Eliminar Virus Win32/Dorkbot.B (transmitido vía USB)

Recientemente me topé con este virus (variante Dorkbot.B, aunque también existen la A y la D; que se transmite generalmente por el puerto USB), luego de utilizar mi HDD externo USB 3.0 en un PC ajeno. Apenas conecté el disco externo a mi notebook, el antivirus ESET Nod 32 lo detectó inmediatamente, aunque no lo podía desinfectar, sólo enviar a cuarentena (algo es algo).

Screenshot detección de Win32/Dorkbot.B y puesta en cuarentena

 En sí es un virus de bajo riesgo, pero bastante molesto, porque cambia los directorios raíz por accesos directos maliciosos (escondiendo tus datos) y se clona en varias partes, incluyendo el MBR...si es que éste alcanza a infectar tu equipo principal. Para mi fortuna, esto no sucedió, pero estaba residente en mi disco externo, implicando que en cualquier otro equipo que lo conectase, se infectaría también.


Buscando una solución al respecto, encontré estas dos formas efectivas de eliminarlo sin tener que formatear la unidad implicada (y, por ende, no perder nuestros valiosos datos), con diferentes niveles de automatización:

1. USBFix: http://www.forospyware.com/t349829.html (completamente explicado y descarga).
2. ElistarA: http://www.zonavirus.com/descargas/descargar-elistara.asp (descarga).

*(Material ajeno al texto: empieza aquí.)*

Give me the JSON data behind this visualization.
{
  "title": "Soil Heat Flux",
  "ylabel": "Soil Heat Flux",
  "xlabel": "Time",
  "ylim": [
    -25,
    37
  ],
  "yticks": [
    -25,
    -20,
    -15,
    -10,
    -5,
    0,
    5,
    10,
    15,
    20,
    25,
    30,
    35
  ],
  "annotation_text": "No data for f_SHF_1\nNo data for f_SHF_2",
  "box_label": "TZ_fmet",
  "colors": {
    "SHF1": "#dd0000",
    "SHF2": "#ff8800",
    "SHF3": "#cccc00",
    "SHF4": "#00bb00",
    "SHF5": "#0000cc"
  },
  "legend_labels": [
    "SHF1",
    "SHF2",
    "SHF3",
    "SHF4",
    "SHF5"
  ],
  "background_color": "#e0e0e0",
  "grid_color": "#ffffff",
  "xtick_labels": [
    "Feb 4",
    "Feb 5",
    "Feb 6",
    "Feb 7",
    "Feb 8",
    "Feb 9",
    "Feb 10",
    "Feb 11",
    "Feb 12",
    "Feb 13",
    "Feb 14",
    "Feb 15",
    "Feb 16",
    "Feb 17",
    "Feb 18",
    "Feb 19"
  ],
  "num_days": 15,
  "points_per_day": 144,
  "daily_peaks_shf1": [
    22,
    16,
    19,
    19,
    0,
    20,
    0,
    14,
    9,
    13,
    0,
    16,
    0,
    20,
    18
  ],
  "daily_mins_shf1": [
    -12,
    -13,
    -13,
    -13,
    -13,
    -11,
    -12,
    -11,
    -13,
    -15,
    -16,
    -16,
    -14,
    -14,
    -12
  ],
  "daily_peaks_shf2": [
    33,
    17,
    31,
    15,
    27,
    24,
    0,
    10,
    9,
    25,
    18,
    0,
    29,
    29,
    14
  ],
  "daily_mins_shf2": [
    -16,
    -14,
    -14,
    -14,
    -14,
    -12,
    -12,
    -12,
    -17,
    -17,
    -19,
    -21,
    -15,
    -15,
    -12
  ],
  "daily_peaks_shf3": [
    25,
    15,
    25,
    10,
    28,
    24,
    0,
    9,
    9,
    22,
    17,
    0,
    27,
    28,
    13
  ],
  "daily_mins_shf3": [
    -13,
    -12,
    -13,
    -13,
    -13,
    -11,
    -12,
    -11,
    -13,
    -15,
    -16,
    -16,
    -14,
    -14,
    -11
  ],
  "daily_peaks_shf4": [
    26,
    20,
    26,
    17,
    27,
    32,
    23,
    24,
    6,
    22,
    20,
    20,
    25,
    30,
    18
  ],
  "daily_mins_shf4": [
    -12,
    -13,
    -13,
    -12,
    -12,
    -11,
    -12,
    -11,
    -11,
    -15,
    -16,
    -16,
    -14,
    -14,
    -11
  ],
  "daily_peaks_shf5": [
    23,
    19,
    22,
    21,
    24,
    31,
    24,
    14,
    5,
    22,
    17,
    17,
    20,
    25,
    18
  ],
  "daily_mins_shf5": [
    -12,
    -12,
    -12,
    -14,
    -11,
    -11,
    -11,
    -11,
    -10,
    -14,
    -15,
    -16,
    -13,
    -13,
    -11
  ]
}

Siguiendo el segundo método, bajamos la aplicación "ElistarA", lo descomprimimos en el escritorio (para mayor visibilidad) y seguimos el siguiente procedimiento: 

1. Iniciar el sistema en modo seguro (presionando F8 mientras arranca el PC y seleccionando modo seguro).
2. Si usan Windows Vista/Windows 7 ejecutar la aplicación con el botón derecho sobre el archivo "ElistarA.exe" y dar clic en "Ejecutar como administrador".
3. Después presionar "aceptar" al aviso, seleccionar primero el disco C:/ y hacer clic en "explorar", una vez que finalice el proceso de búsqueda, seleccionar los otros discos o particiones locales si es que tuvieran. Asimismo, con las unidades de USB o tarjetas de memoria infectadas conectadas al PC.
4. Una vez que encuentre las instancias de Dorkbot.B eliminarlas.
5. Posteriormente, eliminar el residuo del virus abriendo la aplicación WinRar (o similar como WinZip u otros), explorar todas las unidades raíz examinadas previamente (C:/, E:/, F:/ o las que apliquen) y eliminar la carpeta "RECYCLER.BIN".
6. Finalmente, recuperar los atributos de las carpetas que el virus ocultó, ir a: "Inicio" - "Ejecutar..." y escribir "cmd", ejecutar la aplicación con el botón derecho y dar clic en "Ejecutar como administrador". En la consola escribir el siguiente comando: "attrib -s -r -h /s /d :\*.*" (sin las comillas), donde corresponde a la letra de la unidad raíz donde hayamos examinado con "ElistarA" (ejemplo: para una unidad USB en la partición E: attrib -s -r -h /s /d E:\*.*).

 Por si te intriga saber qué significan estos comandos en particular, acá el desglose de cada uno:

• attrib: Para visualizar o modificar atributo (attribute).
• /d: Para poder procesar carpetas (directory).
• /s: Para poder procesar sub-carpetas (subdirectory).
• -r: Quitar atributos de sólo lectura (read).
• -h: Quitar atributos de oculto (hidden).
• -s: Quitar atributos de sistema (system).
• *.*: Para archivos de cualquier nombre y con cualquier extensión.